墙根空了。连风在那里流动的方式都变了,在那个位置绕过空印的边缘时气流会稍微停顿一下,像是还没适应那个位置的轮廓已经被移走了,然后才继续向前流动。李俊在墙根下又站了一会儿,直到确认不会再有人从墙外翻进来,才转身往回走,从墙根到石桌之间那段路,他走了十几步,每一步都踩在青石板上,鞋底和石头接触时发出短促的声响,边缘在石板表面留下断续的湿痕。他走得不快,但每一步都踩实了,像是在用走路来把身体里那层紧绷感一点一点地卸进地面,在脚底和地面之间的那一层接触面上缓慢地释放掉,经过脚掌的缓冲,扩散到脚底边缘。他坐到石桌旁边,把红心从腰间解下来放在桌面上,剑鞘和石面碰撞时发出的声响在安静的夜色中格外清晰,像是一段持续了很久的紧绷状态终于找到了一个可以落定的位置。
他的右手还保持着握剑的姿势。指节微微泛白,隔着皮肤也能看到那层轮廓,像是那层力还没有完全从手掌里退出去,依然在指节之间凝固着,隔着那层皮肤保持着最后的紧绷状态,不让它就这么散了。他低头看了一眼自己的手,然后慢慢地把手指一根一根地松开。大拇指最先抬起来,指腹离开剑柄侧面的缠绳时发出极轻的摩擦声,像是那层绳子的纹理在接触了很长时间之后正在被缓慢地释放出来。然后是食指,它从握住剑柄的姿态改为平伸,指节在伸展的过程中发出轻微的咔嗒声,像是被固定了很久的关节正在重新获得活动的空间。接着中指也松开了,无名指和小指紧随其后。每一根手指松开时都能感觉到那层紧绷的力正在被释放出来,像是有一层被持续拉紧的皮膜正在缓慢地恢复原状,一点一点地松弛下来,从指尖向手掌边缘逐渐扩散,在皮肤上留下一层温热的余感,像是血液在重新填充那些被挤压得太久的微细血管。他把手平放在桌面上,手指自然伸展着,指尖触到石面的温度时,他才真正感觉到自己的呼吸正在从浅而短的状态过渡到深而长的状态。
他坐在那里没有动,感觉到夜风正在从他的领口边缘灌进去,沿着后背向下流动,在腰际短暂停留,然后顺着道袍的下摆散出去,在膝盖外侧绕行后继续向前流动,在黑暗里慢慢消散。那道振动的余韵还残留在他右手的骨骼里,从指尖到手腕再到肩胛骨,在骨骼与骨骼之间的连接处留下了一层极微弱的刺痛,像是短刀撞击盾面的那一刻,冲击力的一部分没有通过盾面消散,而是沿着剑柄直接传入了他的手掌,沿着小臂向上传递,在肘关节处停留了一下,然后分散到了整条手臂和肩部。那层刺痛正在持续地通过循环系统的热量被缓慢地带走。他坐在那里,没有刻意驱散那道余韵,只是让它按照自己的速度消退。

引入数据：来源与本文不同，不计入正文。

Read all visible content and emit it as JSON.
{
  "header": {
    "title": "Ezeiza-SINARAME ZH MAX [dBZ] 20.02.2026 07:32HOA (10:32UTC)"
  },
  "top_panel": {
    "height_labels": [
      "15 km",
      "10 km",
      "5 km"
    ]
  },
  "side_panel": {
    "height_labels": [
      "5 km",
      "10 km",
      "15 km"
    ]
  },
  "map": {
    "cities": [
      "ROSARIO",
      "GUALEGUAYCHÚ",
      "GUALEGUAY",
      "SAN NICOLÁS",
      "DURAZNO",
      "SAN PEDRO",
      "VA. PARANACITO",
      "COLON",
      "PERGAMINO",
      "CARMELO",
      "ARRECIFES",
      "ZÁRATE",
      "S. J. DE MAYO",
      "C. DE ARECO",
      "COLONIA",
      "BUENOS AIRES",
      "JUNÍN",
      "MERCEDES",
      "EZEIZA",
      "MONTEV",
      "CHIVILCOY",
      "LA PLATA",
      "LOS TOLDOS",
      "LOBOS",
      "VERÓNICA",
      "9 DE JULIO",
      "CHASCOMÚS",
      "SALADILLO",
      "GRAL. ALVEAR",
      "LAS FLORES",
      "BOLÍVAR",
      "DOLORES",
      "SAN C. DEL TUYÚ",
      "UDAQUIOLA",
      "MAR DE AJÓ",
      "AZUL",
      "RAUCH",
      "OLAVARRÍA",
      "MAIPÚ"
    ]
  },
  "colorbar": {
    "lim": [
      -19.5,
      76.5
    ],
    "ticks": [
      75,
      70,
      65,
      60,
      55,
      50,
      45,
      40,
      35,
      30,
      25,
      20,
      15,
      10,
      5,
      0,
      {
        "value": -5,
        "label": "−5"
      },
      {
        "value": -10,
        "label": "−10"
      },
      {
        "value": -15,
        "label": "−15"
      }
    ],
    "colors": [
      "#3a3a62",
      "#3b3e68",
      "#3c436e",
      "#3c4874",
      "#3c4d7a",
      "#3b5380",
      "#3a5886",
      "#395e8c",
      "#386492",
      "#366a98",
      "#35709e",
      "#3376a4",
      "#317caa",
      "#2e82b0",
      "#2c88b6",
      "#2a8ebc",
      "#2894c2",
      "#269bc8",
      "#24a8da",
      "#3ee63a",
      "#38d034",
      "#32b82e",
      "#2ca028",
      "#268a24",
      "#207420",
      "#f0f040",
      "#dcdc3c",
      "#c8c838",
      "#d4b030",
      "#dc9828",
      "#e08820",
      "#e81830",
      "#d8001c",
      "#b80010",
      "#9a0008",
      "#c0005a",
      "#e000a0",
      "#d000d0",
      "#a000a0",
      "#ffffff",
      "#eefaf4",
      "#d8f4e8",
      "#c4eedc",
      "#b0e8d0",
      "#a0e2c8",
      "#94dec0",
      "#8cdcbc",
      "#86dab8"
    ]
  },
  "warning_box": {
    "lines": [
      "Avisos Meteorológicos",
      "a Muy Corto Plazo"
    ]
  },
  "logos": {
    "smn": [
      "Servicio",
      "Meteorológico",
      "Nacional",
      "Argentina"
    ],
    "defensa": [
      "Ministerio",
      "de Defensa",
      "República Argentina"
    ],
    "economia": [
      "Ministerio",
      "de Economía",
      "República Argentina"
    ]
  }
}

苏浅雪偏殿里的那盏灯还亮着。从石桌的位置看过去,窗纸内侧透出一团极小的偏亮圆点,边缘模糊,像是被纸的纹理柔化过了,整夜都没有晃动过。她的房间很安静,安静到像是没有人住在里面一样。没有脚步声,没有翻动东西的声音,连布料摩擦的声音都没有。她只是让那盏灯继续亮着,没有点亮别的,没有打开窗户,没有走近窗边来看——那团光一直亮着,保持着同样的亮度和同样的位置,在夜色中持续稳定地存在着。李俊没有起身去看那扇窗户,但他知道她正坐在那盏灯旁边,坐的方向应该是面朝门口的方向,背靠着墙壁,手边应该放着一杯已经凉透了的水,因为她在等待中通常不会去喝它,只是放着。他知道那盏灯会在偏殿里亮到天亮。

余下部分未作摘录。